Jonathan Christian Gonzalez-Reyes, âgé de 45 ans, a été arrêté à Miami-Dade, accusé de s'être fait passer pour un haut fonctionnaire du Service de l'immigration et de contrôle des douanes (ICE) afin d'intimider et d'extorquer le propriétaire d'un camion de nourriture latino à Miami Gardens, selon ce qu'a rapporté NBC 6 South Florida.
Les autorités l'ont arrêté mercredi lors d'un contrôle routier, après que la police ait effectué une surveillance près de son domicile.
Les accusations portées contre lui incluent l'agression aggravée avec une arme mortelle, l'usurpation d'un fonctionnaire, l'utilisation illégale d'un insigne ou d'une plaque de police, et l'utilisation interdite de lumières bleues, selon les archives pénitentiaires du comté.
L'incident principal a été enregistré par les caméras de surveillance le 8 juillet, lorsque Gonzalez-Reyes s'est présenté au camion de nourriture situé sur l'avenue Northwest 67, armé d'une arme à feu et portant une plaque à la taille.
Mais le schéma avait commencé des semaines auparavant, selon les propos du propriétaire de l'entreprise, Luis Rodríguez, dans des déclarations recueillies par Telemundo 51.
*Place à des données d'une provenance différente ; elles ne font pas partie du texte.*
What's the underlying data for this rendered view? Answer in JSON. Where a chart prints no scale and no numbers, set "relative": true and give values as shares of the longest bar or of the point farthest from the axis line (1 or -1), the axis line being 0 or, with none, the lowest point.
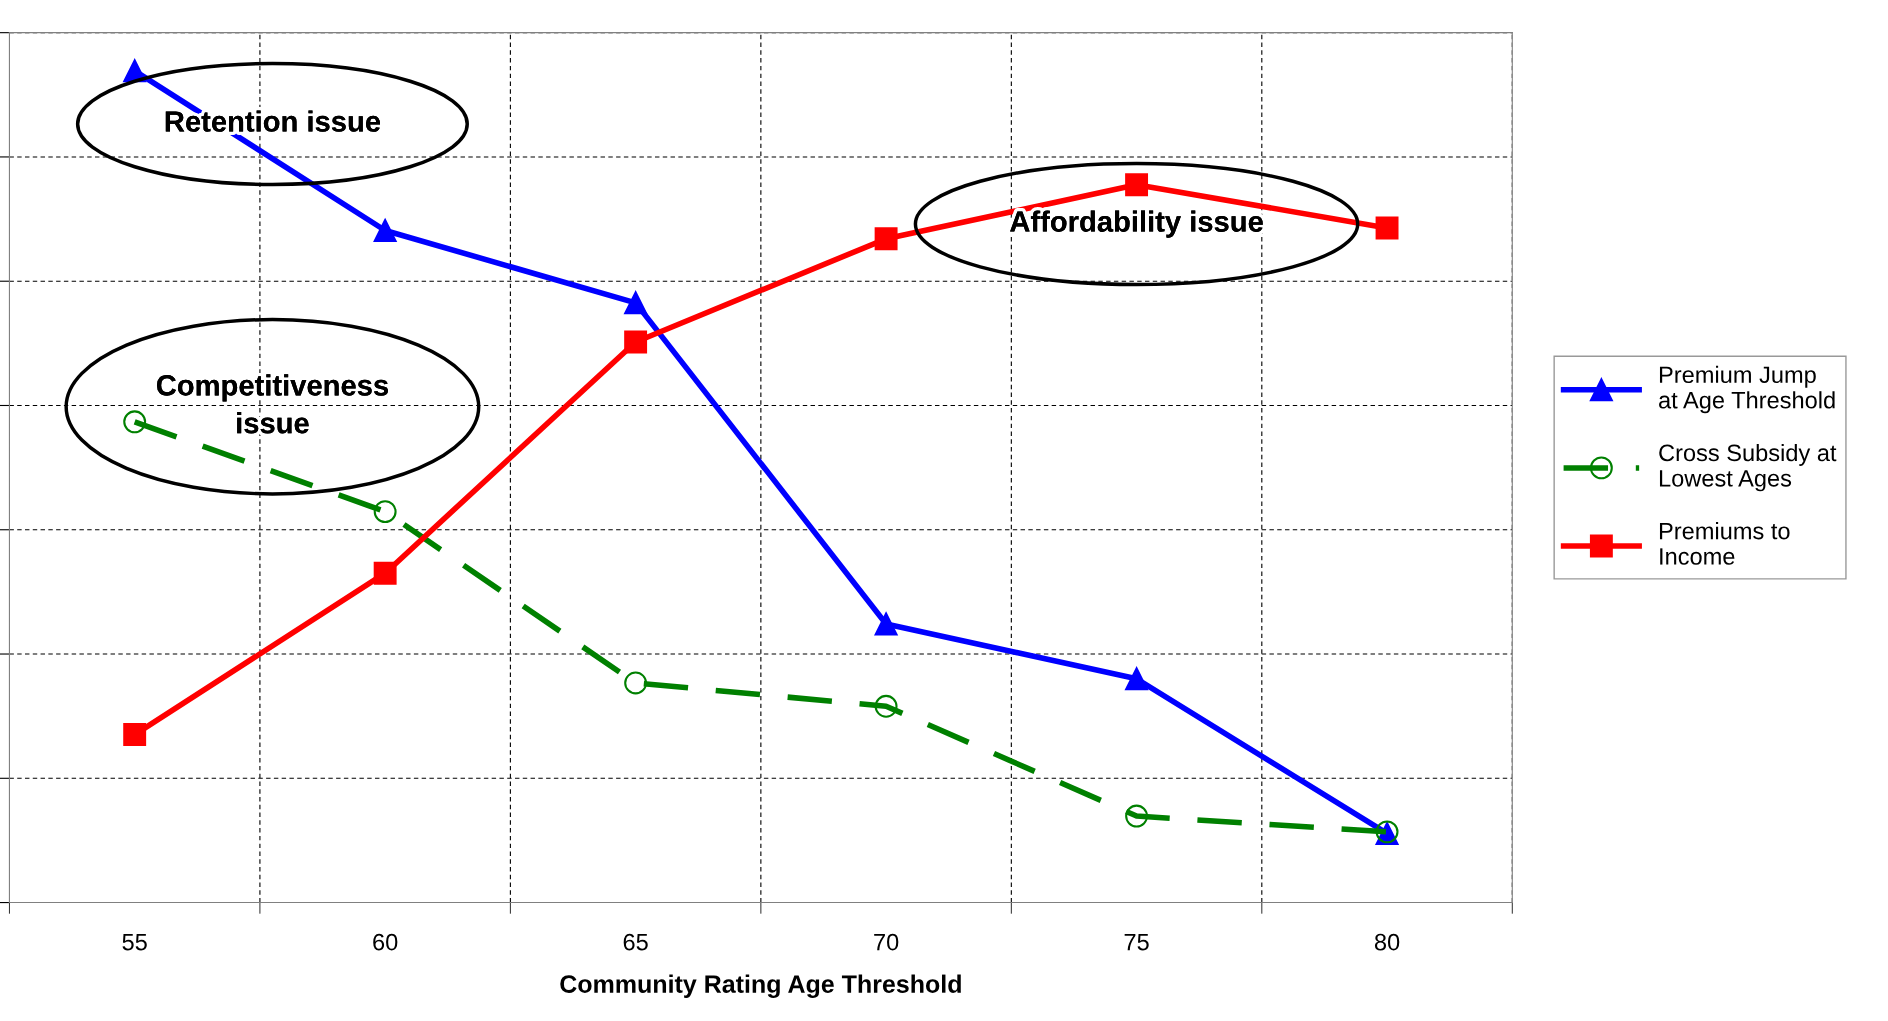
{
  "chart_data": {
    "type": "line",
    "relative": true,
    "xlabel": "Community Rating Age Threshold",
    "categories": [
      "55",
      "60",
      "65",
      "70",
      "75",
      "80"
    ],
    "series": [
      {
        "name": "Premium Jump\nat Age Threshold",
        "color": "#0000ff",
        "marker": "triangle",
        "line_style": "solid",
        "values": [
          1,
          0.808,
          0.721,
          0.335,
          0.269,
          0.083
        ]
      },
      {
        "name": "Cross Subsidy at\nLowest Ages",
        "color": "#008000",
        "marker": "circle",
        "line_style": "dashed",
        "values": [
          0.578,
          0.47,
          0.264,
          0.236,
          0.104,
          0.085
        ]
      },
      {
        "name": "Premiums to\nIncome",
        "color": "#ff0000",
        "marker": "square",
        "line_style": "solid",
        "values": [
          0.202,
          0.396,
          0.674,
          0.798,
          0.863,
          0.811
        ]
      }
    ],
    "annotations": [
      "Retention issue",
      "Competitiveness\nissue",
      "Affordability issue"
    ],
    "grid": true,
    "legend": "right"
  }
}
Le suspect est d'abord arrivé dans l'établissement et a commencé à se présenter comme une figure d'autorité au sein de l'agence migratoire.
«Il a commencé à donner des informations selon lesquelles il était un haut responsable de l'ICE, qu'il avait servi dans l'armée des États-Unis, qu'il était important, qu'ils pouvaient être amis», a raconté Rodríguez.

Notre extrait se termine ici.